Le « printemps sahraoui » a été réprimé dans le sang par les forces de police marocaines et leur cause a sombré à nouveau dans le mépris le plus total du monde.

Aujourd’hui, la question du Sahara occidental, dernière colonie de l’Afrique par des Africains, refait surface pour un nouveau chapitre de frustration des droits.

Véritable monnaie d’échange, les Sahraouis seraient les victimes sacrifiées de tractations louches entre des parlementaires européens et des responsables marocains intéressés par le maintien du statu quo des échanges UE-Maroc mis en grave péril par un arrêt de la Cour de justice de l’UE en 2016.

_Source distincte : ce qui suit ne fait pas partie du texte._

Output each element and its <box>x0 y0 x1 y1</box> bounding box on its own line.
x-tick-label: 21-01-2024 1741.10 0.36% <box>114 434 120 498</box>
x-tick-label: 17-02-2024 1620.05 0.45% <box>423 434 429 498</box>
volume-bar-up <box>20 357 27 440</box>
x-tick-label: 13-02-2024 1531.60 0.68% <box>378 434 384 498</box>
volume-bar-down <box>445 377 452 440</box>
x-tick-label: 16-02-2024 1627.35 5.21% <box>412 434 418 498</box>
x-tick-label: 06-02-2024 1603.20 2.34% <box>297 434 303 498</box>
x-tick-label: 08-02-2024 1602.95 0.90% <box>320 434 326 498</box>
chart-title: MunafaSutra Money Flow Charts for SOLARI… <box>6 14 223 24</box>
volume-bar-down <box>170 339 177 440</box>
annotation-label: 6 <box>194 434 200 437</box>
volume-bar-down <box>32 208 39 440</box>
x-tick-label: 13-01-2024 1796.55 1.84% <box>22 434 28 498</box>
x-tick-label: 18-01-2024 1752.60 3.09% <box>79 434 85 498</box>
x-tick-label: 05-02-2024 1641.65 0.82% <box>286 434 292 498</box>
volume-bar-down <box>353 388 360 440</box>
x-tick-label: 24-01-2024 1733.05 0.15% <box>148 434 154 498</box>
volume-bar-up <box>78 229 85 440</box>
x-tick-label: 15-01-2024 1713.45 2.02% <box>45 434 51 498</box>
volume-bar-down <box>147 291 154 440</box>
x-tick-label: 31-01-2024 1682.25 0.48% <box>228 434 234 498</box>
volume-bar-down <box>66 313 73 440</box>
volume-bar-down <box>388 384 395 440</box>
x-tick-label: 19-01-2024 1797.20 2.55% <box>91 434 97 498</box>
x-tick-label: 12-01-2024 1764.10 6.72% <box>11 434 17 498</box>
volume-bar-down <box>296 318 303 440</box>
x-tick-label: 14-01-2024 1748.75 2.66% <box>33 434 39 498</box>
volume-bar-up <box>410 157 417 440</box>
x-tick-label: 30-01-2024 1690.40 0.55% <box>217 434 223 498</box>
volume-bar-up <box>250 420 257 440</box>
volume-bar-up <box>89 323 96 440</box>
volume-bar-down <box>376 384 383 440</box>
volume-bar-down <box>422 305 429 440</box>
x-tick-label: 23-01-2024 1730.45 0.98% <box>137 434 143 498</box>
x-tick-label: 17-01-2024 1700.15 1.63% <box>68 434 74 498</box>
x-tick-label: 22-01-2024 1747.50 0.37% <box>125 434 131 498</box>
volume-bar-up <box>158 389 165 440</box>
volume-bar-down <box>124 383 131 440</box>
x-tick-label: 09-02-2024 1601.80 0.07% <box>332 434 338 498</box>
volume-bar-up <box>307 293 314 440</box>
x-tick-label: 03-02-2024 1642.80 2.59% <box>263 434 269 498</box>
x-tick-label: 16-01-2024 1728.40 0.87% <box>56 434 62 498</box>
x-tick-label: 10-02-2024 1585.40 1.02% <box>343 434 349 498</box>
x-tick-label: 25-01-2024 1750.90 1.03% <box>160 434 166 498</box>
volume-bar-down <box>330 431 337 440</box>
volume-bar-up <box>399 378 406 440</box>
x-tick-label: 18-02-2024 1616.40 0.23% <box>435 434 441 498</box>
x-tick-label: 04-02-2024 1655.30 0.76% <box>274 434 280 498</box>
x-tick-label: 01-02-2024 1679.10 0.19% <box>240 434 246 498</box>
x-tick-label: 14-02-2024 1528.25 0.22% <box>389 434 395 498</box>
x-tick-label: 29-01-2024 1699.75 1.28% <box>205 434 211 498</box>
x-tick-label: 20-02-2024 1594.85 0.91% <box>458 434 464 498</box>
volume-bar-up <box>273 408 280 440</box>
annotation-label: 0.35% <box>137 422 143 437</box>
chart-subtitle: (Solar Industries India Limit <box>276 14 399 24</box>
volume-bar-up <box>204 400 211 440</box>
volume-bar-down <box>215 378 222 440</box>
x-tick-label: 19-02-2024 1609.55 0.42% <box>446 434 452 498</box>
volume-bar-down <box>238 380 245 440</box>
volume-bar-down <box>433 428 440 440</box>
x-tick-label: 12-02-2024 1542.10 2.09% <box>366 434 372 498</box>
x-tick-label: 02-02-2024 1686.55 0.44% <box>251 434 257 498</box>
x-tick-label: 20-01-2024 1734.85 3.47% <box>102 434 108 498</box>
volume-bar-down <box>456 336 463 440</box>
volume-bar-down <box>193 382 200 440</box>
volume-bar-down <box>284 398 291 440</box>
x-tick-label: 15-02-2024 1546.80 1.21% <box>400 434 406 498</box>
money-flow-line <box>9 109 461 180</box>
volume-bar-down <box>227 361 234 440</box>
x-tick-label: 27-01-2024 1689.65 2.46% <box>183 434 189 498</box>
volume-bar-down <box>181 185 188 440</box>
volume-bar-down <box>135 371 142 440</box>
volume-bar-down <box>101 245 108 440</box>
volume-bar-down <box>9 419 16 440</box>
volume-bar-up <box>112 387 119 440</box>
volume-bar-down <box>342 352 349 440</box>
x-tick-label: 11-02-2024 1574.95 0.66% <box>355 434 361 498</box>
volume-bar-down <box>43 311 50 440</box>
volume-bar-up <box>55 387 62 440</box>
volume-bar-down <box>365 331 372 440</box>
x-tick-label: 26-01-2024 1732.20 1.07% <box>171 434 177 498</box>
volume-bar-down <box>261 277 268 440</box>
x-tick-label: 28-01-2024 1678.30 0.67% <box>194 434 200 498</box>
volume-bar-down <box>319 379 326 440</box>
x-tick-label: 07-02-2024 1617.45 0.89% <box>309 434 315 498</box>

LA COUR REJETTE LES ACCORDS UE-MAROC

L’instance juridique avait rejeté les accords commerciaux entre l’Europe et Rabat précisément à cause de la zone du Sahara occidental, riche en phosphates et très poissonneuse, et avait exigé que toute signature future se fasse avec le consentement du Front Polisario, l’instance politique représentant les Sahraouis.

L’arrêt de la Cour a cependant été largement contourné par la Commission européenne, qui a reproposé le contenu du texte précédent sans aucune modification substantielle et, surtout, sans impliquer les Sahraouis. Et lorsqu’en 2019 les textes du nouvel accord sont approuvés par une large majorité au parlement, le Polisario dépose un recours et reçoit un nouvel avis conforme de la Cour, qui invalide en 2021 tous les accords. Malgré cela, le Parlement a de nouveau approuvé l’accord commercial avec le Maroc et le nouveau recours déposé par le Polisario devrait recevoir une réponse en 2023.

Pendant des années, on s’est demandé comment il était possible pour le Parlement européen et la Commission européenne de contourner les arrêts de la Cour de justice européenne. Aujourd’hui, les premières réponses apparaissent. Depuis quelque temps, le puissant système de lobbying marocain est à la recherche de députés européens dont la vocation politique est proche des peuples opprimés ou privés de droits fondamentaux afin de les convaincre, par des méthodes licites et illicites, d’infléchir le soutien et les votes en faveur des intérêts de Rabat. De cette manière, ils permettent une relation politique et commerciale stable entre l’UE et le Maroc et effacent de facto les demandes, ratifiées dans ce cas par la Cour de Justice, des Sahraouis.

Il se passe toujours quelque chose au Parlement européen, explique Fatima Mahfoud, représentante du Polisario en Italie, qui interrompt les procédures favorables à nos demandes. Nous avons eu un dernier exemple le 14 décembre dernier : à la suite du Qatar gate, une motion a été votée pour limiter le lobbying et la gauche a déposé un amendement pour l’étendre au Maroc également, mais l’écrasante majorité a voté contre ».

LES « AMIS » DU MAROC

Parmi les plus actifs pour orienter les choix du parlement et de la commission figure, comme on le sait, Pier Antonio Panzeri, chef de la commission mixte UE-Maroc de 2010 à 2014 et président, pour son troisième mandat 2014-2019, de la délégation pour les relations avec le Maghreb et l’Union du Maghreb arabe, dont les commissions parlementaires mixtes UE-Maroc, UE-Tunisie et UE-Algérie.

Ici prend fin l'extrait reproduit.